Too bad HSQL mangled all non ASCII chars irreparably
when doing the backup (what an effective backup...)

Changed completely the procedure and this step is no more in the
cards, so ° is happily sitting in the database

Cheers
Andrea

--
Andrea Aime
OpenGeo - http://opengeo.org
Expert service straight from the developers.

Not sure if anything has moved on this but i am generally -1 on any such upgrade while in release candidate stage. But +1 for the upgrade in 2.0.1.

2c,

-Justin

Andrea Aime wrote:

Hi,
the mail client today dropped me a notification about
http://jira.codehaus.org/browse/GEOS-3345, that is, updating
the EPSG database.

I've actually been working on that in spare time for
the last couple of months.

The current EPSG database is held in a HSQL database and as
the jira states, it's old, does not contain the official
Google project code as well as another few hundreds new codes
(7.1 contains over 4000 codes).

The first attempt was to upgrade the HSQL version, but failed,
as HSQL does not support UTF-8 chars and those are new used
in some fields the referencing subsystem uses (axis orientation,
unit of measure and the like, which also required various
changes in the referencing subsystem, happily those are
already done).

I've then started looking into making a H2 version of the
database, H2 supports UTF-8 just fine and we're already using
it in other places. This resulted in the gt-epsg-h2 unsupported
module, that does contain a version 7.1 of the database.

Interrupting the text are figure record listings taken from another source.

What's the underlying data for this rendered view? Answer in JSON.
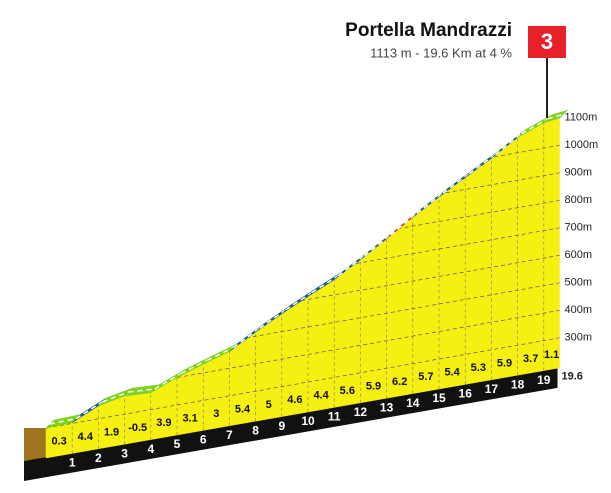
{
  "chart_data": {
    "type": "climb-profile",
    "title": "Portella Mandrazzi",
    "subtitle": "1113 m - 19.6 Km at 4 %",
    "category": "3",
    "xlim": [
      0,
      19.6
    ],
    "xticks": [
      1,
      2,
      3,
      4,
      5,
      6,
      7,
      8,
      9,
      10,
      11,
      12,
      13,
      14,
      15,
      16,
      17,
      18,
      19,
      19.6
    ],
    "ylim": [
      300,
      1100
    ],
    "yticks": [
      {
        "value": 300,
        "label": "300m"
      },
      {
        "value": 400,
        "label": "400m"
      },
      {
        "value": 500,
        "label": "500m"
      },
      {
        "value": 600,
        "label": "600m"
      },
      {
        "value": 700,
        "label": "700m"
      },
      {
        "value": 800,
        "label": "800m"
      },
      {
        "value": 900,
        "label": "900m"
      },
      {
        "value": 1000,
        "label": "1000m"
      },
      {
        "value": 1100,
        "label": "1100m"
      }
    ],
    "values": [
      0.3,
      4.4,
      1.9,
      -0.5,
      3.9,
      3.1,
      3.0,
      5.4,
      5.0,
      4.6,
      4.4,
      5.6,
      5.9,
      6.2,
      5.7,
      5.4,
      5.3,
      5.9,
      3.7,
      1.1
    ],
    "colors": [
      "#7ed321",
      "#1b5b8c",
      "#7ed321",
      "#7ed321",
      "#7ed321",
      "#7ed321",
      "#7ed321",
      "#1b5b8c",
      "#1b5b8c",
      "#1b5b8c",
      "#1b5b8c",
      "#1b5b8c",
      "#1b5b8c",
      "#e8202a",
      "#1b5b8c",
      "#1b5b8c",
      "#1b5b8c",
      "#1b5b8c",
      "#7ed321",
      "#7ed321"
    ],
    "fill": "#f5ef12",
    "grid": true
  }
}
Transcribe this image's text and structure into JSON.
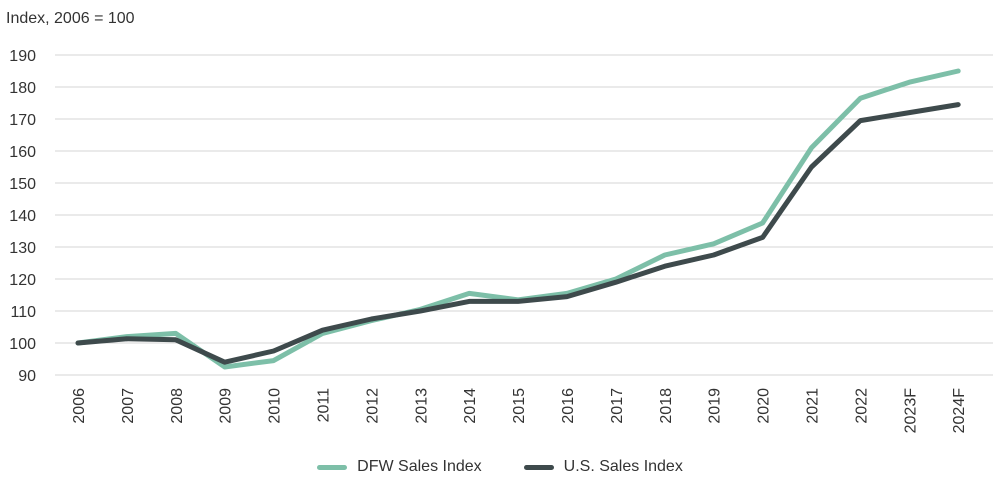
{
  "chart_data": {
    "type": "line",
    "ylabel": "Index, 2006 = 100",
    "ylim": [
      90,
      190
    ],
    "yticks": [
      90,
      100,
      110,
      120,
      130,
      140,
      150,
      160,
      170,
      180,
      190
    ],
    "grid": true,
    "categories": [
      "2006",
      "2007",
      "2008",
      "2009",
      "2010",
      "2011",
      "2012",
      "2013",
      "2014",
      "2015",
      "2016",
      "2017",
      "2018",
      "2019",
      "2020",
      "2021",
      "2022",
      "2023F",
      "2024F"
    ],
    "series": [
      {
        "name": "DFW Sales Index",
        "color": "#7dbfa8",
        "values": [
          100,
          102,
          103,
          92.5,
          94.5,
          103,
          107,
          110.5,
          115.5,
          113.5,
          115.5,
          120,
          127.5,
          131,
          137.5,
          161,
          176.5,
          181.5,
          185
        ]
      },
      {
        "name": "U.S. Sales Index",
        "color": "#3e4a4c",
        "values": [
          100,
          101.3,
          101,
          94,
          97.5,
          104,
          107.5,
          110,
          113,
          113,
          114.5,
          119,
          124,
          127.5,
          133,
          155,
          169.5,
          172,
          174.5
        ]
      }
    ],
    "legend_position": "bottom-center"
  }
}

The H2 version has two significant downsides thought:
- untested, thought I've heard Jody tested it against
   uDig
- the H2 version of the database uses almost 40MB instead
   of the 9-10 of the HSQL version. This is a known issue
   with H2, the author is working on a more compact storage
   engine, but the work is incomplete

So if we want to upgrade we're going to live with
both of the above issues, and we're already in RC, that's
why I'm publicly asking on the list.

Other reasons why I haven't been pushing on the H2 version
are that it's still not that great from other point of views,
thought I have plans to address each of them:
- as the HSQL version, if you kill the process while it's
   creating the database on disk you'll get a ruined database
   that will prevent GS from working at all. Subsequent restarts
   will just fail, and the only way out if to locate and wipe out
   the directory containing the EPSG database (which is in the
   current "temp", a different place depending on the OS and
   user configs)
- as with the HSQL version, the database creation is done
   by running SQL statements, and takes over 30 seconds on a
   relatively recent machine, making the above risk all the
   more likely.
- the is not way to make the database work without unpacking
   it on the file system. H2 allows to keep the database in
   a ZIP, but only still outside of the classpath, I've also
   tested it and it's very slow (5-10 times slower)
   if you have to scan the entire database.
   Which is something we do often when we
   have to guess the official EPSG code out of a random
   PRJ file.

Before proposing a switch to H2 I also wanted to also solve
the first two above issues.

Long story short, it's not the kind of upgrade I would take
lightly.
I'm hesitant to do the upgrade now, but I'm not opposed
either. If we could solve the two critical database
creation issues above at least we'd have reward enough to
make the risk acceptable

Cheers
Andrea

--
Justin Deoliveira
OpenGeo - http://opengeo.org
Enterprise support for open source geospatial.

Justin Deoliveira ha scritto:

Not sure if anything has moved on this but i am generally -1 on any such upgrade while in release candidate stage. But +1 for the upgrade in 2.0.1.

HSQL has been upgraded to 7.1 and the procedure that unpacks the db
on the disk has been changed to be a lot faster and more reliable.
I'm working on H2 in my spare time, first I need H2 core developer
to land a patch I've been working on to keep the database in the
classpath.
The idea is to have both options, if for any reason the database
fails to unpack we double back to the slower but safer in
classpath version (quite a bit slower, 3-5 times depending
on the test).

Cheers
Andrea

--
Andrea Aime
OpenGeo - http://opengeo.org
Expert service straight from the developers.